08/03/2025
Ella tocó fondo, pero Dios la levantó... y su vida cambió para siempre. ¿Quieres saber cómo?
María era una mujer fuerte, pero la vida le había dado golpes que parecían imposibles de superar. Tras la pérdida de su esposo, quedó sola criando a sus dos hijos pequeños. Trabajaba día y noche, pero el dinero nunca alcanzaba. Una tarde, agotada y al borde del desespero, se sentó en su sala vacía y lloró como nunca. En ese momento, recordó las palabras de su madre: "Dios escucha al quebrantado de corazón".
Esa noche, María oró con toda su alma. Le pidió a Dios fuerzas para seguir, sabiduría para guiar a sus hijos y una oportunidad para salir adelante. Al día siguiente, algo increíble sucedió. Mientras caminaba hacia el mercado, una vecina que apenas conocía se acercó y le ofreció un trabajo en su pequeña tienda. No era mucho, pero era un comienzo.

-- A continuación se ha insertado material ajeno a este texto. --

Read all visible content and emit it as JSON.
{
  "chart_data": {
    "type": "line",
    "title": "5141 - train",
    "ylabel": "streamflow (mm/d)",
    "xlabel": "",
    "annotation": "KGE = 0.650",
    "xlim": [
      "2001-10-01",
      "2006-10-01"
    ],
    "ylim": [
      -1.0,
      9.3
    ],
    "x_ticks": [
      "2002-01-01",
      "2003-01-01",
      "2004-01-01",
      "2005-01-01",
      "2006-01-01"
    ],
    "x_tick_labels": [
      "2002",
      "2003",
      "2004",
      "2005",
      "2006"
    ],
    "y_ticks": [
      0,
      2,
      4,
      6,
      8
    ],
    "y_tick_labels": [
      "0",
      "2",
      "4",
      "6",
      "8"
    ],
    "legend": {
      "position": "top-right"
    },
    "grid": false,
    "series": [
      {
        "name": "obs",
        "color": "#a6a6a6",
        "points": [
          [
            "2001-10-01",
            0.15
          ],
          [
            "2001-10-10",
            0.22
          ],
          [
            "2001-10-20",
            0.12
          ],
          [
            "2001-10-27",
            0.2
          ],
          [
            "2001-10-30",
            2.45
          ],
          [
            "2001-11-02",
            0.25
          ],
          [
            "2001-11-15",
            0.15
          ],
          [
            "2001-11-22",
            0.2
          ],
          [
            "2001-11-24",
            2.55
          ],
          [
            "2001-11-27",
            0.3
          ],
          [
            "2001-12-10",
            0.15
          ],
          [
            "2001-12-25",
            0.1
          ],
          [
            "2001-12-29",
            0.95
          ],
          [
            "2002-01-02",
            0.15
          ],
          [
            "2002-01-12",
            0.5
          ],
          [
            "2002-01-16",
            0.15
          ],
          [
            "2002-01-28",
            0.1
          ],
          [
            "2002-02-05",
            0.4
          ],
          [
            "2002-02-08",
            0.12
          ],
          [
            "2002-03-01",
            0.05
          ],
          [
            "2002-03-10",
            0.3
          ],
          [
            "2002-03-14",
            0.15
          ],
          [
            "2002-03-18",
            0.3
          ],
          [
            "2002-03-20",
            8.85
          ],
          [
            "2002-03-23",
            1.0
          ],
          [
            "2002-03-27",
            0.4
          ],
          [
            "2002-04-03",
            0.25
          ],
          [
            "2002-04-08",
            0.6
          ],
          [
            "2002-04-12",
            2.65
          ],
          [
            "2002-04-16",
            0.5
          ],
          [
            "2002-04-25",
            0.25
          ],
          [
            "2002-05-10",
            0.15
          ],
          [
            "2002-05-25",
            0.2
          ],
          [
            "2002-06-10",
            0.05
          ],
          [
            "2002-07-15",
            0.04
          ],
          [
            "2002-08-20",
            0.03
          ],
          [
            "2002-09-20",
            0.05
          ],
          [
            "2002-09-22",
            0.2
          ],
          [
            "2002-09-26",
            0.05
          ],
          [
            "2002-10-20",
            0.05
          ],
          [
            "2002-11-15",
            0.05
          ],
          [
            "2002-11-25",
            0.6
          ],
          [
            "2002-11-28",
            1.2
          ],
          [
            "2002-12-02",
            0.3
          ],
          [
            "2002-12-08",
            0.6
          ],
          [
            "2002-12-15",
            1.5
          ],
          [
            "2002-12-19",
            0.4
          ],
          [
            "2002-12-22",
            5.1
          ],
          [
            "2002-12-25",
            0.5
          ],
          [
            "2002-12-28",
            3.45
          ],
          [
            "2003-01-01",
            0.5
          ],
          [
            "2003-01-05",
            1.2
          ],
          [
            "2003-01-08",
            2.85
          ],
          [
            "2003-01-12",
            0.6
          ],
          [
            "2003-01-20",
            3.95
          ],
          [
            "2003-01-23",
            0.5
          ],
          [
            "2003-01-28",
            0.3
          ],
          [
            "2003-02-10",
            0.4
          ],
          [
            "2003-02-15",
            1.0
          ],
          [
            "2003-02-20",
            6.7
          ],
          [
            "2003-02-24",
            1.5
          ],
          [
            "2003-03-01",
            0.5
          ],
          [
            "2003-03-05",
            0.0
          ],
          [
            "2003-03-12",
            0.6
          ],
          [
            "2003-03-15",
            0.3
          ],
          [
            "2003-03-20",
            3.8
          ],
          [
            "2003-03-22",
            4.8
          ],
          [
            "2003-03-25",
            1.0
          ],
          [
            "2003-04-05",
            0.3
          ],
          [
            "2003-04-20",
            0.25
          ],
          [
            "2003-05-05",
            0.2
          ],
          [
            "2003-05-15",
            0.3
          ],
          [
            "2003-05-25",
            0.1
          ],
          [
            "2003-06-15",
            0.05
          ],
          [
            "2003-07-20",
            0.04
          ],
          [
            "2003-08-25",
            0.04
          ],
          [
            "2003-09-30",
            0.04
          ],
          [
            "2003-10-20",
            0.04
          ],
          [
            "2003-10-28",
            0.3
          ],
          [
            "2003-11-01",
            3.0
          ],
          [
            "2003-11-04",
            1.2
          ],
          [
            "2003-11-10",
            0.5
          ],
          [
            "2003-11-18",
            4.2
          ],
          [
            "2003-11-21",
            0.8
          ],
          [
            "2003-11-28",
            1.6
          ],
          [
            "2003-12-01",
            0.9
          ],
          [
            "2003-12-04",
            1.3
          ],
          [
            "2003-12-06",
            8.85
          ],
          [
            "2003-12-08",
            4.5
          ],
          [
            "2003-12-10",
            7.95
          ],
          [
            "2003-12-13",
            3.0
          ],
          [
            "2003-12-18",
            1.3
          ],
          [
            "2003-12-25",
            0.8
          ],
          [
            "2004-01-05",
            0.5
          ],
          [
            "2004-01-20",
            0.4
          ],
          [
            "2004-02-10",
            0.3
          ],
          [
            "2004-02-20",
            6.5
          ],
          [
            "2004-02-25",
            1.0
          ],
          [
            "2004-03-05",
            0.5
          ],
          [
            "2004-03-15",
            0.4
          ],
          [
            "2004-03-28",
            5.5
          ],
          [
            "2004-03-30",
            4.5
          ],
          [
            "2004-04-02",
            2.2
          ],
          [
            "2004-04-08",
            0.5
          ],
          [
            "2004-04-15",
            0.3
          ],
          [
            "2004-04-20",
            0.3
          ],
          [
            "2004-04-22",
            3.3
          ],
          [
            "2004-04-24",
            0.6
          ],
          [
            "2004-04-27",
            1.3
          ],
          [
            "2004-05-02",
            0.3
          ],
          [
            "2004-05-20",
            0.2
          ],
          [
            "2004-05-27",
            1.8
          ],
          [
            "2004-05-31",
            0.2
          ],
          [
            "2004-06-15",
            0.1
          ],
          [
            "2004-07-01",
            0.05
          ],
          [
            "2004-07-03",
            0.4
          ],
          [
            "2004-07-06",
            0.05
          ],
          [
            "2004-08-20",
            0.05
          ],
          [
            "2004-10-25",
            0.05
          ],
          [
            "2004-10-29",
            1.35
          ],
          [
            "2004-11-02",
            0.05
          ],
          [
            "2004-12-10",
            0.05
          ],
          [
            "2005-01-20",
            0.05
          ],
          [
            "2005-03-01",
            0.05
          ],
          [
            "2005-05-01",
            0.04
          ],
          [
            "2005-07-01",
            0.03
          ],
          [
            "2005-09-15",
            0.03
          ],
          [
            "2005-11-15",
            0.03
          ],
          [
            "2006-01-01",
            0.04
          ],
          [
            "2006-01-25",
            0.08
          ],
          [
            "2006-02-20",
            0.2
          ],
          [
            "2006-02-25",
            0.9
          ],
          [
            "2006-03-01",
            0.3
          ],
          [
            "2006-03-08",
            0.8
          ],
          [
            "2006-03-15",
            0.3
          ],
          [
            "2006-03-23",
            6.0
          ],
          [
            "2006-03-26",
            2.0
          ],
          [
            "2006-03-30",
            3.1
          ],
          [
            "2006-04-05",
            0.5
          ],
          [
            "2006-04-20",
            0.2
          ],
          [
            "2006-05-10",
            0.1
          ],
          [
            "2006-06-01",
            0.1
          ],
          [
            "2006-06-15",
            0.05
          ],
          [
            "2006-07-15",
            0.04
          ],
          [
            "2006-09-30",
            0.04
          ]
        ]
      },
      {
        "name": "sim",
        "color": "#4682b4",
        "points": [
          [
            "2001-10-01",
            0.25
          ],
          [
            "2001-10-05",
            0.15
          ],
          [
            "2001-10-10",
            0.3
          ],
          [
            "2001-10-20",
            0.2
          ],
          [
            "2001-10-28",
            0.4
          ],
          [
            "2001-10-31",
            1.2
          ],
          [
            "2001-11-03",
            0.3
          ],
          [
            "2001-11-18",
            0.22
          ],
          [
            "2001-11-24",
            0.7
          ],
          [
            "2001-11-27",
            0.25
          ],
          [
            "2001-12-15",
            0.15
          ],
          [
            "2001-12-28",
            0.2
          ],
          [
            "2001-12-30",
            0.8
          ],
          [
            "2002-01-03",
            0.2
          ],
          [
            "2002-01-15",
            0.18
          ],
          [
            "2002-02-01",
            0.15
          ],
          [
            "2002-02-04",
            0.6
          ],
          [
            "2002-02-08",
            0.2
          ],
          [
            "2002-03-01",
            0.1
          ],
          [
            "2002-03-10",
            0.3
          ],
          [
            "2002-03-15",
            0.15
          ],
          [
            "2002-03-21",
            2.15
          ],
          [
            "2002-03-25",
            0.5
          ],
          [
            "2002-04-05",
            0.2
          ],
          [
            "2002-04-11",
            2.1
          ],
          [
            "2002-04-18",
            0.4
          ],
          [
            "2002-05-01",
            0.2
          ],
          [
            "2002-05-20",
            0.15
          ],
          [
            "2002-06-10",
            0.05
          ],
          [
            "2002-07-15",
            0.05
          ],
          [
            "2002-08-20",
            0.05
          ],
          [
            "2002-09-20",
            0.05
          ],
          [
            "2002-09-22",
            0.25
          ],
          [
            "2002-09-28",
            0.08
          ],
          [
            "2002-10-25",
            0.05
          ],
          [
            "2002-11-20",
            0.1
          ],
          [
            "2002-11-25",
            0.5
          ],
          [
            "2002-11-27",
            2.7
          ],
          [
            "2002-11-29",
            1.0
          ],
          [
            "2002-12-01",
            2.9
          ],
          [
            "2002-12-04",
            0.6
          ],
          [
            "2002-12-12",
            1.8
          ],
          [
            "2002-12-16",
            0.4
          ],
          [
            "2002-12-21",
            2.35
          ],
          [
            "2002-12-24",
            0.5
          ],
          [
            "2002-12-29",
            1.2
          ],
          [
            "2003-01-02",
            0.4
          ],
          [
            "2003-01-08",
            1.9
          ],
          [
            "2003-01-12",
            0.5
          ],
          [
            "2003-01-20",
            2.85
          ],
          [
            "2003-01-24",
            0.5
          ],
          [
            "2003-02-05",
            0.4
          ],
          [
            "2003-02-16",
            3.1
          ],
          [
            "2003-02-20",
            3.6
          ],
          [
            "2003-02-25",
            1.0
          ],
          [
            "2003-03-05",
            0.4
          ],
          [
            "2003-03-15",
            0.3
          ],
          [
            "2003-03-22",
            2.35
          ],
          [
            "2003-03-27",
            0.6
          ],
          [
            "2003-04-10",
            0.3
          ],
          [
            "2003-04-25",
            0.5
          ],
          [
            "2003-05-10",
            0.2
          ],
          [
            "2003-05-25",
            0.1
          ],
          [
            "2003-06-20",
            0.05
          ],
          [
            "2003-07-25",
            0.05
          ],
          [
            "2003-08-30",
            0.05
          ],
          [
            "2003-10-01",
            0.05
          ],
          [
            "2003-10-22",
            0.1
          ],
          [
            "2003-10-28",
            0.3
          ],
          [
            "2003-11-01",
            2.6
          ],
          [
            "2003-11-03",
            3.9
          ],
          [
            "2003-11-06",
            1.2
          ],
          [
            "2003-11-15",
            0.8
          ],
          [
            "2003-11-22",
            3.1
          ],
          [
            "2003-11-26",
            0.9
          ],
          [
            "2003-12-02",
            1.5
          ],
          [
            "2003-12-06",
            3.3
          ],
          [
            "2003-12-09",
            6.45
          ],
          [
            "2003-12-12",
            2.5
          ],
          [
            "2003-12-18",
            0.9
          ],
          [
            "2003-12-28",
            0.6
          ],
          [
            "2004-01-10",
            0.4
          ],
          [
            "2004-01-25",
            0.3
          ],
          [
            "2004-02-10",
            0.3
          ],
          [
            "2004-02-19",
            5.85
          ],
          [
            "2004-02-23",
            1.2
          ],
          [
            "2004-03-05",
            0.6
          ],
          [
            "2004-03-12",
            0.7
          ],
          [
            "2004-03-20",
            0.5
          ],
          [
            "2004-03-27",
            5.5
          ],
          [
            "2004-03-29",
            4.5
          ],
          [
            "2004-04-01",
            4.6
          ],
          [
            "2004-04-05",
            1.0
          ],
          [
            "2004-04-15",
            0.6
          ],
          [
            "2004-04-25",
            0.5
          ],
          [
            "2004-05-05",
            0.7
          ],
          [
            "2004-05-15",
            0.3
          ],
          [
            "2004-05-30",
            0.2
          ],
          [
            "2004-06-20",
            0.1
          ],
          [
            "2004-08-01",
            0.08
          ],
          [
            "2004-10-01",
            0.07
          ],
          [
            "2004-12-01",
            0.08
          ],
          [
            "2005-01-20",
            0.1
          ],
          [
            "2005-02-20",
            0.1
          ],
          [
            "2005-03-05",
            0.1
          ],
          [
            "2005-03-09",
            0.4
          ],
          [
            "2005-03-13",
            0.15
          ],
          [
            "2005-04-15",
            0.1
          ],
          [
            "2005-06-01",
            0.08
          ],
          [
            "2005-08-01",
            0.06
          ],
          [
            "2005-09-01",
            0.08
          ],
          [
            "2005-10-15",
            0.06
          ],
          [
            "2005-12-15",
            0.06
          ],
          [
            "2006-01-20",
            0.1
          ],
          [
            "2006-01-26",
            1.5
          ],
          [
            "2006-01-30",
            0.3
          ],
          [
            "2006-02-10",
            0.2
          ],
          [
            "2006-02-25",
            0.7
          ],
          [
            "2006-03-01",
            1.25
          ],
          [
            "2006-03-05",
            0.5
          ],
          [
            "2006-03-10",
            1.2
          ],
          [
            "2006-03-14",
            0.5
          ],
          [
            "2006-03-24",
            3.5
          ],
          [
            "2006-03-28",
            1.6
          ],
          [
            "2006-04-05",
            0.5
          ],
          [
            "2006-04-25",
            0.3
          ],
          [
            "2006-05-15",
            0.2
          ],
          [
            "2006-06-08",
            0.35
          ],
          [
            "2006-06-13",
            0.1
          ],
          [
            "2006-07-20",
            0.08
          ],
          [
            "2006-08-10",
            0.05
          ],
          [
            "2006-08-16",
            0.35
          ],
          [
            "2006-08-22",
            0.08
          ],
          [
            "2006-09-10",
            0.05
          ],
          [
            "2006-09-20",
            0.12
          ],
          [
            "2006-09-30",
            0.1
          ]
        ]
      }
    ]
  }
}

María aceptó con gratitud y, con el tiempo, su dedicación y honestidad hicieron que la tienda prosperara. Su jefa, impresionada por su esfuerzo, le ofreció un mejor puesto y un aumento. Poco a poco, María logró estabilizar su vida. Sus hijos crecieron viendo a su madre luchar con fe, y aprendieron que, con Dios, nada es imposible.
Hoy, María es dueña de su propio negocio y ayuda a otras mujeres que pasan por dificultades. Su historia es un testimonio vivo de que, cuando confiamos en Dios, Él transforma nuestros momentos más oscuros en luz.